On the subway, someone’s phone begins to ring, or they are watching something on a tiny screen, and a strain of violin music wafts across the seat back and up into my ear. This music, alone, fits; it has a narrative authority, a recognizable stamp all over it: it is intersitital, it cuts us from one scene to the next. The light fades on, she’s on the subway, the music swells, the scene fades out. We need this music to help us, and her, get from one place to another. It carries us. She’s in a tweed suit and a hat, and the camera zooms in on her face before the fade, the focus goes a little softer, and her eyes are big and dewy, glistening, her cheeks smooth and fair and lovely. She is a young woman, alone in the city, confronting banality and balancing it against the gravity of her own situation and the importance of every day, every step she makes here.
Then a normal phone rang, an electronically sanitized version of a “real” phone’s ring, the kind of phone none of us (except, perhaps, the elderly guy in the cap and cane in the corner of the car) ever had in our homes.
The next night on the subway, it happened again. Violin music swelled and wafted through the air, only this time, it was real, coming not from an internet connected smart device, but from a young man in a hoodie holding a real violin.
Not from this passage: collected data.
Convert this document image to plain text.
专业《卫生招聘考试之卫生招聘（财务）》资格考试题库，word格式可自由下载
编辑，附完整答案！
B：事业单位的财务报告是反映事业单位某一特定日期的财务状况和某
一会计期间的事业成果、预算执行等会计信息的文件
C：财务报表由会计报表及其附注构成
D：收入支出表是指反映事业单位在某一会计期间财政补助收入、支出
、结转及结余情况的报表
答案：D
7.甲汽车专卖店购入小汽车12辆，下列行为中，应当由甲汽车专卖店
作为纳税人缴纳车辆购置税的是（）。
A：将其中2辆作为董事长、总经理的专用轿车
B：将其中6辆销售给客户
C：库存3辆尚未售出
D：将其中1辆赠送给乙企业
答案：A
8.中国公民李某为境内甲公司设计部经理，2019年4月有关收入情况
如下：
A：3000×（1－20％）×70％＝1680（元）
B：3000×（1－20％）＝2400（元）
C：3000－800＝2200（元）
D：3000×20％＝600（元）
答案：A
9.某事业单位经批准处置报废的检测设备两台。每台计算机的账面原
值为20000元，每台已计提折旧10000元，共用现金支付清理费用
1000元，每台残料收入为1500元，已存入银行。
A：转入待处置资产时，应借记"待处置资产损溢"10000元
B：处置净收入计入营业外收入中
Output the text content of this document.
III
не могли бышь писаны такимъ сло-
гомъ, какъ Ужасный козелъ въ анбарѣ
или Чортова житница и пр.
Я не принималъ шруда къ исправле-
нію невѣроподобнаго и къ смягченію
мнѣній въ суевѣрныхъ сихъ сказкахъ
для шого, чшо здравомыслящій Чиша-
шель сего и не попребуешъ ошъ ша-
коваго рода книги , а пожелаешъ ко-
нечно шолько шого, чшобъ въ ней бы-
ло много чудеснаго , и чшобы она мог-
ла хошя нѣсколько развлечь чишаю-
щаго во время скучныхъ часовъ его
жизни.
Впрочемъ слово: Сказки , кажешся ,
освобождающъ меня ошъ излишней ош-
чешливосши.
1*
The film these notes adorned was modern, in color, an equally stereotypical story of a young woman alone in the big city, watching the banality of city life which architecture makes profound. There is no close up of her this time, we see her at a remove, see her lined up on the bench like everyone else, each soul distinct, eccentric, yet every soul equally weighed by the camera. Her steps matter, to her, but everyone else’s steps matter to them, and we have no faith that any of them are good, or bad. They are just people, in the city.